箱館通宝
箱館通宝(はこだてつうほう)は、江戸時代に鋳造された鉄銭。安政3年(1856年)11月に蝦夷松前限り通用という条件で発行された幕末期の地方貨幣の一種である。
概要
[編集]箱館通寳は円形、円孔で量目は0.8 - 1.0匁(3.0 - 3.7グラム)前後の一文鉄銭であり、江戸時代の銭貨としては異例の形状のものであった。表面には「箱館通寳」、裏面には安政を意味する「安」の文字が鋳出されている。
通用銭は鉄銭であるが、鋳型原型の母銭は銅製であり、また母銭の中には八角穿の試鋳貨幣が存在し稀少である。

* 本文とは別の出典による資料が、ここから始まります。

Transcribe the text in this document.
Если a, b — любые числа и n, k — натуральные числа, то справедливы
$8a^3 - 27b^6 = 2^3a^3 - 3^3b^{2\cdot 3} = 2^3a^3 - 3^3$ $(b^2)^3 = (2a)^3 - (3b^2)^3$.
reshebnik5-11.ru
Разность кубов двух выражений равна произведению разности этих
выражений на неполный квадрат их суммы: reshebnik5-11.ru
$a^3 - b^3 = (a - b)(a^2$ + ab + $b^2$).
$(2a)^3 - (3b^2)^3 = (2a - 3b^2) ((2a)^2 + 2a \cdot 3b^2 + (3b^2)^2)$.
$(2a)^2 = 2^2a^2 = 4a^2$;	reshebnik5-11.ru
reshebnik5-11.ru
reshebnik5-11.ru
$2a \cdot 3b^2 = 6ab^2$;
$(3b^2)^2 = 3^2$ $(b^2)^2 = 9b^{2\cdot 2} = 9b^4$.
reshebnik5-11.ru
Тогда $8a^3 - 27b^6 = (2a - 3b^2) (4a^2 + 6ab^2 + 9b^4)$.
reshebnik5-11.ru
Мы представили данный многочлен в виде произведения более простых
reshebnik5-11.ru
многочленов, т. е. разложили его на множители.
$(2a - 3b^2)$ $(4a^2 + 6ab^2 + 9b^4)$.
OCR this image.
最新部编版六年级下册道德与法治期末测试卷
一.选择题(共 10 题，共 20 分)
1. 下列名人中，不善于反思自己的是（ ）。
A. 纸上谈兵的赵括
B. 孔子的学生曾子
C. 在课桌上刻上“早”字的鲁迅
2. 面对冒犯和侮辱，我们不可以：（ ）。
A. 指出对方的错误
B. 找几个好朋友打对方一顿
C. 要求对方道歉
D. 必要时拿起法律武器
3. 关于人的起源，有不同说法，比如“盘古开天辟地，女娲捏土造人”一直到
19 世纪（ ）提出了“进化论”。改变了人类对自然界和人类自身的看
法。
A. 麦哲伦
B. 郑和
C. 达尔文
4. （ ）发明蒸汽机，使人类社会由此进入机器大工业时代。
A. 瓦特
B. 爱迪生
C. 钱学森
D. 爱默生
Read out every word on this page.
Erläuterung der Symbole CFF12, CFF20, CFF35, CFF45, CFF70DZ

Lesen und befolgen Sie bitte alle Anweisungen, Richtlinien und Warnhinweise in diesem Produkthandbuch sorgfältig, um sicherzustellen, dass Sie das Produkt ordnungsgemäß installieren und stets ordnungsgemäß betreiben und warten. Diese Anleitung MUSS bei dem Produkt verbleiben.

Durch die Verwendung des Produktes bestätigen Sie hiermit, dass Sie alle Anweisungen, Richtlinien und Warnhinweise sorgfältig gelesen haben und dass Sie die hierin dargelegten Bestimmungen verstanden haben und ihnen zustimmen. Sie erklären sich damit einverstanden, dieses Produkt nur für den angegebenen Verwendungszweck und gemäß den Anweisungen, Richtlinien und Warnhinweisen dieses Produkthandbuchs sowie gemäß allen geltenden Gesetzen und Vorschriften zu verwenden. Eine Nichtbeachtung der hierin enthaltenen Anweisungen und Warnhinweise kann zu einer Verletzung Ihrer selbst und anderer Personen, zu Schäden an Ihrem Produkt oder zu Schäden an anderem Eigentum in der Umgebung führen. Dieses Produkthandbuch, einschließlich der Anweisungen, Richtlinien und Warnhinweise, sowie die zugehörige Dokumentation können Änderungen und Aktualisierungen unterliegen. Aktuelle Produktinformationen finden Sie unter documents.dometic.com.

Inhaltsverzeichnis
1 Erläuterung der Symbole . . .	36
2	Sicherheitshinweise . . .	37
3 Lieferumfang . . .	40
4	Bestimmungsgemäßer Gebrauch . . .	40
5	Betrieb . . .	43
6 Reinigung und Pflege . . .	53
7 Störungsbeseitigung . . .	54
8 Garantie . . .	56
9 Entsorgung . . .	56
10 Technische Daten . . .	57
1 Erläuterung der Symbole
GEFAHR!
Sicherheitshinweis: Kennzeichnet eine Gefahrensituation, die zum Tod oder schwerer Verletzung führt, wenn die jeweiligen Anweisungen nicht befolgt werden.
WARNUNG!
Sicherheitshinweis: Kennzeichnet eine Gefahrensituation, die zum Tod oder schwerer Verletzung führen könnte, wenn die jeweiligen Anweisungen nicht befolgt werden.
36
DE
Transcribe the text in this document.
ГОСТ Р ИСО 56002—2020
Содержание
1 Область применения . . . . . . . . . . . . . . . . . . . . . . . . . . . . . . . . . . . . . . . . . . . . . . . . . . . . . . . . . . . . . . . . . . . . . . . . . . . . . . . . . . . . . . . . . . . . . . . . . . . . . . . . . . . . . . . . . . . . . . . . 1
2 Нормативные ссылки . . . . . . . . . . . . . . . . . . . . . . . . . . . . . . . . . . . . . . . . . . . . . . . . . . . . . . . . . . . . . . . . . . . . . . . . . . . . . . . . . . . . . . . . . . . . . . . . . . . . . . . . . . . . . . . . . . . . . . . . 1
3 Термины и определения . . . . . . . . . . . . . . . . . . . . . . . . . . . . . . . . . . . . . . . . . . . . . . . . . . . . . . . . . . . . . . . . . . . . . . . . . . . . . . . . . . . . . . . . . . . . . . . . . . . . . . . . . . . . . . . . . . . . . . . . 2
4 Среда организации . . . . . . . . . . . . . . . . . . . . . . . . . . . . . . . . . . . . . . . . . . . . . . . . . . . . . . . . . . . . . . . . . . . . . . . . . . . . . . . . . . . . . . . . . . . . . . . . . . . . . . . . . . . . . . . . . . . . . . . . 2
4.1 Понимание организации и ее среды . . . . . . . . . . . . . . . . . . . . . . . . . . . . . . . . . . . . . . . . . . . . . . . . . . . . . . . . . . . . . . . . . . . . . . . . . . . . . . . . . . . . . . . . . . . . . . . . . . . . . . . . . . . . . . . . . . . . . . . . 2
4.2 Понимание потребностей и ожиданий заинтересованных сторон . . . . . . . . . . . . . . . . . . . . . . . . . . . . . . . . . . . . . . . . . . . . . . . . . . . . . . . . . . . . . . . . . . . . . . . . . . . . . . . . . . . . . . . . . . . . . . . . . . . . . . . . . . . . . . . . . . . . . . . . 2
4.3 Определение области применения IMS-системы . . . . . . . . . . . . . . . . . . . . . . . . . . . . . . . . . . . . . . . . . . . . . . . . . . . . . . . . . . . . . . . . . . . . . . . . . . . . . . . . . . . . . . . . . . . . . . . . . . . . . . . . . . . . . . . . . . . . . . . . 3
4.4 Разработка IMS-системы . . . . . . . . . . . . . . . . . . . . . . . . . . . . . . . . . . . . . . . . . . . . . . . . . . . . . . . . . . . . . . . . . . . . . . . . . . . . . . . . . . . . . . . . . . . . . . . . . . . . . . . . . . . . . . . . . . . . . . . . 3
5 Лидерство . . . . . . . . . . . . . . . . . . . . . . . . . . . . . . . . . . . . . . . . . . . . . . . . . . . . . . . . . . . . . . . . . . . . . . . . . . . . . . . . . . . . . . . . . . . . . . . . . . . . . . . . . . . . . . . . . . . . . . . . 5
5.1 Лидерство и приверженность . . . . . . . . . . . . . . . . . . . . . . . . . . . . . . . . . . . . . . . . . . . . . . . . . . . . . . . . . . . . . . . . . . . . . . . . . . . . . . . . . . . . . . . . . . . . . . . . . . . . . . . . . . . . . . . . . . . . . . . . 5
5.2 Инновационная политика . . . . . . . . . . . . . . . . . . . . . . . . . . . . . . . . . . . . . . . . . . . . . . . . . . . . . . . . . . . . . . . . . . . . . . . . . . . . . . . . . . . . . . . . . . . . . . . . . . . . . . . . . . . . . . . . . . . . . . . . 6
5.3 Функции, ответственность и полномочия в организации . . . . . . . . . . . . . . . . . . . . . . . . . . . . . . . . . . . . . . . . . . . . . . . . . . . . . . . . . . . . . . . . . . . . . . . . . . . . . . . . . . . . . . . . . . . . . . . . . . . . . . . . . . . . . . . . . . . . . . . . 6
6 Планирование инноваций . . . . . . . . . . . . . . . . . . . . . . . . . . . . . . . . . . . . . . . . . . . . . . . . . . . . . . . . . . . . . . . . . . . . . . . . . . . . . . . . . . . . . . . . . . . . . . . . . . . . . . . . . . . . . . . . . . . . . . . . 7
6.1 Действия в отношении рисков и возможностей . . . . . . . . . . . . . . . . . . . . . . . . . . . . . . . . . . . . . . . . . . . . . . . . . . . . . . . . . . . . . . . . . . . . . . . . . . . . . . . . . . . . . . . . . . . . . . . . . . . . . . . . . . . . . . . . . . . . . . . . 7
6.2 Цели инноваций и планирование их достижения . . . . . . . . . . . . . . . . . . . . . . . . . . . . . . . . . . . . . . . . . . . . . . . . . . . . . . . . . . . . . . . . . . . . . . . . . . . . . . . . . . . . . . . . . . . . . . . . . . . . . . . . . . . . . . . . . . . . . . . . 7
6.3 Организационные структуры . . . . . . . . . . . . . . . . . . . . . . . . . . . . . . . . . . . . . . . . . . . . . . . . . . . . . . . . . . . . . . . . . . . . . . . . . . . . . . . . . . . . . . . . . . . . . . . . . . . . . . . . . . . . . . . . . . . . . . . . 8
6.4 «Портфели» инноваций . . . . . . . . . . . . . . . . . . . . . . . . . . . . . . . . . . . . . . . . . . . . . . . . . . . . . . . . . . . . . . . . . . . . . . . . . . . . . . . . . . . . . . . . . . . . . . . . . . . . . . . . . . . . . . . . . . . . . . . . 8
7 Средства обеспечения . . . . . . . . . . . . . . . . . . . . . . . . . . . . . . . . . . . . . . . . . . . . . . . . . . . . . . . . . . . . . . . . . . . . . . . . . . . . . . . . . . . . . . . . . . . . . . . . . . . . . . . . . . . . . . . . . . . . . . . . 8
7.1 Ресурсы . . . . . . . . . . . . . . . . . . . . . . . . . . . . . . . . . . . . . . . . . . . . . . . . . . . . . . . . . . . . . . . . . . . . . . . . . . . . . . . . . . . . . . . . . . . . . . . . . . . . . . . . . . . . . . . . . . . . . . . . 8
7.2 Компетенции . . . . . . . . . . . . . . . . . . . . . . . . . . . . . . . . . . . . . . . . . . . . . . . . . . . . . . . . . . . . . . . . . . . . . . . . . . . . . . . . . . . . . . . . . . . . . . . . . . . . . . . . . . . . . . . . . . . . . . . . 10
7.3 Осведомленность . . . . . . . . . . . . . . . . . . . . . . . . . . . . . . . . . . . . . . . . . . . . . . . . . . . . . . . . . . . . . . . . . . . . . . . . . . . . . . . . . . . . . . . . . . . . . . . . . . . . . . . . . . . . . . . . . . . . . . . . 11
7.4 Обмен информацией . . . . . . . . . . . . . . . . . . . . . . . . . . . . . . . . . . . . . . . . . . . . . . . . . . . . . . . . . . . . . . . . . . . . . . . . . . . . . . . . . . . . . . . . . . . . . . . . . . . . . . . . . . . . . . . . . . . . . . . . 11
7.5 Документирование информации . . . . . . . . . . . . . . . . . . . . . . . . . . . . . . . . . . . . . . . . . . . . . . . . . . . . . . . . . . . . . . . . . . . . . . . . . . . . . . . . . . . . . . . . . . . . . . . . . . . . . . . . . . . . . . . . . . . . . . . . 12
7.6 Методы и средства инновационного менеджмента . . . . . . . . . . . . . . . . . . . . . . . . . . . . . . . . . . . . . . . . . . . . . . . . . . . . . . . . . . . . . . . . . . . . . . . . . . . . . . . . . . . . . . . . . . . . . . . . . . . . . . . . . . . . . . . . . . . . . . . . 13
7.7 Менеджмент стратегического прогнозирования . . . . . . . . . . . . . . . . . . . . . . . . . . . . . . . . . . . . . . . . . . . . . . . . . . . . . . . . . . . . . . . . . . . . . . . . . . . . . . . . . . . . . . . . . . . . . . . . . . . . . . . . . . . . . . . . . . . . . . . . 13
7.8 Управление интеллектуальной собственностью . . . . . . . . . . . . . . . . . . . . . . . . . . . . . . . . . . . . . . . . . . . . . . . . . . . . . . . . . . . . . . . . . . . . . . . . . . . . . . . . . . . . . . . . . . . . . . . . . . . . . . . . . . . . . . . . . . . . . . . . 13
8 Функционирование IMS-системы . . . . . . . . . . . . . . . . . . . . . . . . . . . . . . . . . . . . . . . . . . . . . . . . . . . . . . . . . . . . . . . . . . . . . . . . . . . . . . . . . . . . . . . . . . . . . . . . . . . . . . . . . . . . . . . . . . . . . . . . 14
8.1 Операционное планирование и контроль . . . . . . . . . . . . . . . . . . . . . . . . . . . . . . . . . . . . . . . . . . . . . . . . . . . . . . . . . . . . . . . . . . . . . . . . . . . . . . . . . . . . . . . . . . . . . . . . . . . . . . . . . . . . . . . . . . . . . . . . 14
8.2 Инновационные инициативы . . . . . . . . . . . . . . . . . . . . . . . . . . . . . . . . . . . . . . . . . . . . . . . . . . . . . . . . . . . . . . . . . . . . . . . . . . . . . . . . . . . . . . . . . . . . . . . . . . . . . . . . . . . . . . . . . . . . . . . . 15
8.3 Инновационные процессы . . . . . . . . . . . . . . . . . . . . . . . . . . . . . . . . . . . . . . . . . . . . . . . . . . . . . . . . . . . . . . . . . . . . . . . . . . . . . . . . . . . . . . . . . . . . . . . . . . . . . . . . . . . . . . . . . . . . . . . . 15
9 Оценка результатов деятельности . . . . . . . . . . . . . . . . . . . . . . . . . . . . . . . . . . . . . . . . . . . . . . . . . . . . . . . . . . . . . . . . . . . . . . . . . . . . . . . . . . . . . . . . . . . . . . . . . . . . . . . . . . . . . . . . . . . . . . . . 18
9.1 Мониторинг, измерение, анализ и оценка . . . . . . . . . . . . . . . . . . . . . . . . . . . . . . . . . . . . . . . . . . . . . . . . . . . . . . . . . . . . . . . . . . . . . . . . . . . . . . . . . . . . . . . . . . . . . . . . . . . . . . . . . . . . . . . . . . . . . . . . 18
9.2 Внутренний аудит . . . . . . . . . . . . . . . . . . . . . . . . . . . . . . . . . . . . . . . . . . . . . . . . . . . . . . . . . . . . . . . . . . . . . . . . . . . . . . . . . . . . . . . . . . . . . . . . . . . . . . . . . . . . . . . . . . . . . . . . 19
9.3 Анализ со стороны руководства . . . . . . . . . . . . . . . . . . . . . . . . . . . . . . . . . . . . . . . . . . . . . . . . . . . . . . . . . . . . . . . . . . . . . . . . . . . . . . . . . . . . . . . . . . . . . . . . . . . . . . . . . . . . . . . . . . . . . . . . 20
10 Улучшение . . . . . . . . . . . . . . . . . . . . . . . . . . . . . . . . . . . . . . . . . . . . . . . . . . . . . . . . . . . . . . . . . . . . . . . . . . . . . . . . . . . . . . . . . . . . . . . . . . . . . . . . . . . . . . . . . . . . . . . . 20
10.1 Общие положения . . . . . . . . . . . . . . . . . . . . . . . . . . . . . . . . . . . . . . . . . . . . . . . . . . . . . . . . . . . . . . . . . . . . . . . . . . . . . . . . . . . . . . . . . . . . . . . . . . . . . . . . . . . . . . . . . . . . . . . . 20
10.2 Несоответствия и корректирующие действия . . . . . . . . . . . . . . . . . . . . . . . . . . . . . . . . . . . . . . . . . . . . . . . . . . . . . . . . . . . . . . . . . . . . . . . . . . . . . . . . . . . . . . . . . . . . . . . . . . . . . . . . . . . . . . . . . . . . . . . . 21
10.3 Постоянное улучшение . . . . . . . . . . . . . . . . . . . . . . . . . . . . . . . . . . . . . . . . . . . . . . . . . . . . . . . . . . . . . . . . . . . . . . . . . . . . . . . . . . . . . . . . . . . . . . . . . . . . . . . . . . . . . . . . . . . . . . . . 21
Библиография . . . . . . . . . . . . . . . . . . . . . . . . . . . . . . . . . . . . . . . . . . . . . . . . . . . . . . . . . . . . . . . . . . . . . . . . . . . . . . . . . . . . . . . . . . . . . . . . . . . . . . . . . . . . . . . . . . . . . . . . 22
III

蝦夷地は長い間、松前藩領であったが、文化4年(1807年)、海防の強化のため天領となった。これ以後、幕府発行の寛永通寳鉄銭が広く使用されるようになり、アイヌとの交易がさかんとなった。しかし文政4年(1821年)、松前藩領に復帰し鉄銭の使用が禁止され、アイヌとの交易で物々交換において不正が行われるようになり、アイヌから銭貨の使用を求む要望が強まった。その後、アメリカ合衆国と結んだ日米和親条約により箱館港が安政元年(1854年)に開港されることになり、翌年の安政2年(1855年)、再び天領となり箱館奉行がおかれ、交易の便宜のため、鉄銭の鋳造を幕府に上申し安政4年(1857年)閏5月に許可されることになった。
盛岡藩から鋳銭職人が五稜郭に出向いて尻沢部村(現在の函館市住吉町付近)字谷地頭の銭座で鋳造にあたり、鋳造量は、安政5年11月までに100,650貫文(100,650,000枚)に上った。その通用を図るため、箱館、福山、江差に両替商を置き、金一両につき150文の手数料を両替商に与えて一両=6.800文の相場で銭を売り出させることとした。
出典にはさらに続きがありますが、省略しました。